Brennan recognizes students’ eagerness to contribute once they head into the working world post-degree, but he cautions them to take the time necessary to understand their business.
“Many great HR professionals who are just starting out want to move as fast as they can,” says Brennan. “But the best thing you can do is slow them down, because they have to learn. They have to learn the business; they have to learn how people do HR in that company; they have to understand the culture of that company.”
With the business acumen and technical expertise Wisconsin MBA students achieve, they can position themselves to be “great change agents,” Brennan says, but it’s a process that takes time.
“How do you get street credibility when you’re just getting out? You have to build it.”
Through the many professional roles Brennan has held, he’s been tasked with everything from managing 20 HR professionals in 20 separate manufacturing locations to shutting down several manufacturing sites. He describes one of the biggest challenges of his career as knowing how to “influence from above,” especially when times are tough.
“No one has ever walked into my office and said, 'let me tell you about how good things are going,’” Brennan says.
Executive in residence Bill Brennan. PHOTO: PAUL L. NEWBY II
He remembers a time when a major project he was working on was struggling. Brennan had to influence front line employees and stakeholders that they needed to go in a different direction. The company was in the wrong and it was extremely difficult to right the situation.
During the executive residency, Brennan draws on some of these experiences as he mentors WSB students through professional situations, like Sohini Bose Roy (MBA ‘17).
“Bill guided me on a labor relations project while I was interning with General Mills last summer. I find his advice to combine intuition, courage, and wisdom invaluable as I venture into a career in HR,” says Bose Roy.
Brennan reminds students that leadership challenges in the workplace don’t come with a one-size-fits-all solution.
“There’s no textbook for this and there’s no one style to be effective. Do you learn from it or do you run away from it? It’s the same with any other issue you might have.”
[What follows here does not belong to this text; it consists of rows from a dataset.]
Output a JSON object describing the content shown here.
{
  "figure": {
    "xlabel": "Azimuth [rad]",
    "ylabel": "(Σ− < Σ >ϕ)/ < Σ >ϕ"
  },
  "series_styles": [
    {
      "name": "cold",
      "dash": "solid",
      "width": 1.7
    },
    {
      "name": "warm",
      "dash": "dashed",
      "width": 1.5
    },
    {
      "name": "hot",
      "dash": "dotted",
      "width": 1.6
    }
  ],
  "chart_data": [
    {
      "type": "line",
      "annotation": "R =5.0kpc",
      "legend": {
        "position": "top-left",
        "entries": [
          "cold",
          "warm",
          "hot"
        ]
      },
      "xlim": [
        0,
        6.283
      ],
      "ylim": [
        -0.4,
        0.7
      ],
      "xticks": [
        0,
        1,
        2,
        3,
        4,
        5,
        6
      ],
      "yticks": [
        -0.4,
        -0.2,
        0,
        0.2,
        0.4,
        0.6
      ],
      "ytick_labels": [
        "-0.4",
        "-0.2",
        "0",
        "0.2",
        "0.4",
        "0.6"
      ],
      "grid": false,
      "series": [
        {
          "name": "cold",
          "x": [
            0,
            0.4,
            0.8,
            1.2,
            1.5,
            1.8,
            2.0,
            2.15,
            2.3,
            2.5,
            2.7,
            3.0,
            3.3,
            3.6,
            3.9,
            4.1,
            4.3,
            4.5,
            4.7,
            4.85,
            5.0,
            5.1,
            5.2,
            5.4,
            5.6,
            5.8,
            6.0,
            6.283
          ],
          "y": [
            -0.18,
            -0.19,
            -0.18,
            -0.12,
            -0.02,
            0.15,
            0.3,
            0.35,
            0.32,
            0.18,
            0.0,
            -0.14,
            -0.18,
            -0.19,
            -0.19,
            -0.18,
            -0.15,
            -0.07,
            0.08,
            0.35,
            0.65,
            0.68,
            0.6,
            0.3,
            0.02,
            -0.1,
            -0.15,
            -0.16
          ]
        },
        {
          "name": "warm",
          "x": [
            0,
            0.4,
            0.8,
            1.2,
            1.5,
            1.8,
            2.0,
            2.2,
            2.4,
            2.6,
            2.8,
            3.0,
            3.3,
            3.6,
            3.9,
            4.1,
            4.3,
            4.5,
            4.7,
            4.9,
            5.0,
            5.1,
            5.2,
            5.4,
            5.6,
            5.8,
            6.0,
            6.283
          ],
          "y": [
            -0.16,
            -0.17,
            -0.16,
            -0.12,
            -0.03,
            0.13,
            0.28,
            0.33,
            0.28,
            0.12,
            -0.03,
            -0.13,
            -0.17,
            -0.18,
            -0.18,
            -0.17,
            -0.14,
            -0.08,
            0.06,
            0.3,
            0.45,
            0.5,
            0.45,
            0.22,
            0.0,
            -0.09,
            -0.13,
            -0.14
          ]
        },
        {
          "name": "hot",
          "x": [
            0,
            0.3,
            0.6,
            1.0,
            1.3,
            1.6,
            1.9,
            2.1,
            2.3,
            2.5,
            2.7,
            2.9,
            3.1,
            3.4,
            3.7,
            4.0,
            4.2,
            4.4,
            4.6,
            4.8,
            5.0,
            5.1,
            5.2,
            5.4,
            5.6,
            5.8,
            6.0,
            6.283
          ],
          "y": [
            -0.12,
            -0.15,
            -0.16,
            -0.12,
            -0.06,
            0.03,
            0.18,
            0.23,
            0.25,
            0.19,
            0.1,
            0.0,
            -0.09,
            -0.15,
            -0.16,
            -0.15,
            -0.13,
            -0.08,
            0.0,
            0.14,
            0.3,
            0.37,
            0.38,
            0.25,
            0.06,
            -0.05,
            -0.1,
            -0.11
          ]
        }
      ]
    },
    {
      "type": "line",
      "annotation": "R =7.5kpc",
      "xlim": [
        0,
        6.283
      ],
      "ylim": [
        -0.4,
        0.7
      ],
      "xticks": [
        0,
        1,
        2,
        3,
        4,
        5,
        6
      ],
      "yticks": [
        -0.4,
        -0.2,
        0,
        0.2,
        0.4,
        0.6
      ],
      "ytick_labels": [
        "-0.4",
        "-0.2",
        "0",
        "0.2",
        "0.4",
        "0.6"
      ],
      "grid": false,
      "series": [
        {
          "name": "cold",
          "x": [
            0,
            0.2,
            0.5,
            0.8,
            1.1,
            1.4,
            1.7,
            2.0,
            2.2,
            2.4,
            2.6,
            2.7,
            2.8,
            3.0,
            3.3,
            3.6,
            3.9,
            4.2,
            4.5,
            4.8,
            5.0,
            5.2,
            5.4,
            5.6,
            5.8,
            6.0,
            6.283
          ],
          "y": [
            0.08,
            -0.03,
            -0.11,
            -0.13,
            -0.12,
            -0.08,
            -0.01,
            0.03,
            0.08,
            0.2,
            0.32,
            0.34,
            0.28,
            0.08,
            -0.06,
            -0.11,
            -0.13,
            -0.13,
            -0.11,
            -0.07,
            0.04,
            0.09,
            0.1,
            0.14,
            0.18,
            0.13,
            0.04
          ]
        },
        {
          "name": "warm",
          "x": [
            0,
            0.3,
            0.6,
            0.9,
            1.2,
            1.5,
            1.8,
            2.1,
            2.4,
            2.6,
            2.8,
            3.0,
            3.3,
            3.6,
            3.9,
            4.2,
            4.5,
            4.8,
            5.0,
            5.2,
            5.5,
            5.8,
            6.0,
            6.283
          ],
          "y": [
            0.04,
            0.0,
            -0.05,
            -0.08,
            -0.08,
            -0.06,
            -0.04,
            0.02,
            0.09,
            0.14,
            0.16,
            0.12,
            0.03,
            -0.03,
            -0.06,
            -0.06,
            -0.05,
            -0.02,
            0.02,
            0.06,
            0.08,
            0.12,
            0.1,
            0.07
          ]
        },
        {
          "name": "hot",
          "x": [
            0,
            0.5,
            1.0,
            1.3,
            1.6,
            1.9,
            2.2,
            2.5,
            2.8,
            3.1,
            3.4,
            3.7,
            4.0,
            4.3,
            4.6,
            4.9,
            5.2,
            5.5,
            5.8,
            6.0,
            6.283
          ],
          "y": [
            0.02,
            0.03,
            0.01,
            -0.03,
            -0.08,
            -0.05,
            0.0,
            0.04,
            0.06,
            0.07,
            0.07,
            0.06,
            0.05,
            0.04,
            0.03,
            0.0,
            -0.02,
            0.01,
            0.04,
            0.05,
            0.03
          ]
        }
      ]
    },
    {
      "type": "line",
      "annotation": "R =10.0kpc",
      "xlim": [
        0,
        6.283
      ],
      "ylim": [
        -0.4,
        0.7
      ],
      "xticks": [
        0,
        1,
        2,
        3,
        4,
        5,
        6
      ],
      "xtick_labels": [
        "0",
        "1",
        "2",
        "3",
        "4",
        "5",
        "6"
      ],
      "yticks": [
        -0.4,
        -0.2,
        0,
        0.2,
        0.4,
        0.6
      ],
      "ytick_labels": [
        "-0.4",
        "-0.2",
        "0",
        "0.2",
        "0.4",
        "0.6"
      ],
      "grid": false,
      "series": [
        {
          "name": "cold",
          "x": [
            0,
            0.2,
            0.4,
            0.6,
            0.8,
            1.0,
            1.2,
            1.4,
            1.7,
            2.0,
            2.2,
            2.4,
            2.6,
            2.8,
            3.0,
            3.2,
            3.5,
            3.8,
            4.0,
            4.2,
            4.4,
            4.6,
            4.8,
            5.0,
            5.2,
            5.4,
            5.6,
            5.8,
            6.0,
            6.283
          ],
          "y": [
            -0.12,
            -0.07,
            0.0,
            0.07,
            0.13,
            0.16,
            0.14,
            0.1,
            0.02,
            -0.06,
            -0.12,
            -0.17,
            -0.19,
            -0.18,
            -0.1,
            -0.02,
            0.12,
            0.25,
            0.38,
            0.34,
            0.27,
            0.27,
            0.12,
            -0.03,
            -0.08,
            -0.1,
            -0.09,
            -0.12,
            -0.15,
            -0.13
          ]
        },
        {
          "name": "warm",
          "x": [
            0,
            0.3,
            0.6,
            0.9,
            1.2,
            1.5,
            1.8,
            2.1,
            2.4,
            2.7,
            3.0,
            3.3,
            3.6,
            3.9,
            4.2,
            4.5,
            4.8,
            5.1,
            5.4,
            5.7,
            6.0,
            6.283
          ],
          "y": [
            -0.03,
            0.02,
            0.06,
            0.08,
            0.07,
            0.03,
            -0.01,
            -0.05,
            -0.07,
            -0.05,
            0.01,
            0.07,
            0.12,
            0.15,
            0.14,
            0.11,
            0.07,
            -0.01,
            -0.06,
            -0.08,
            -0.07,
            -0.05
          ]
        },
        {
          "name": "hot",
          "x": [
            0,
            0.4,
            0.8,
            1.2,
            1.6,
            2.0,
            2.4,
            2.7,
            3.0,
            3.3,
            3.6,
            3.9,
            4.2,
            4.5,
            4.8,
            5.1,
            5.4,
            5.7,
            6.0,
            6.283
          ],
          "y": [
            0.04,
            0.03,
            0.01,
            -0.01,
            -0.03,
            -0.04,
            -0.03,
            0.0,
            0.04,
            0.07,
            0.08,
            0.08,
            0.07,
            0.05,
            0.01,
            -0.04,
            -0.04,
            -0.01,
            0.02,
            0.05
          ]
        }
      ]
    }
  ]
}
"A lot of times, when you resolve something, people aren't going to come back and say 'thank you.' That's your job."
Brennan’s number one goal for the residency? To give back.
“I enjoy coming to the School, meeting with business faculty and students and just being in that atmosphere of excitement and activity,” Brennan says. “But what really matters to me is making a difference in students’ lives and preparing them to be the very best professionals and leaders that they can be in their future HR careers. If I can say ‘thank you’ by helping someone else, that’s the greatest gift I could possibly give.”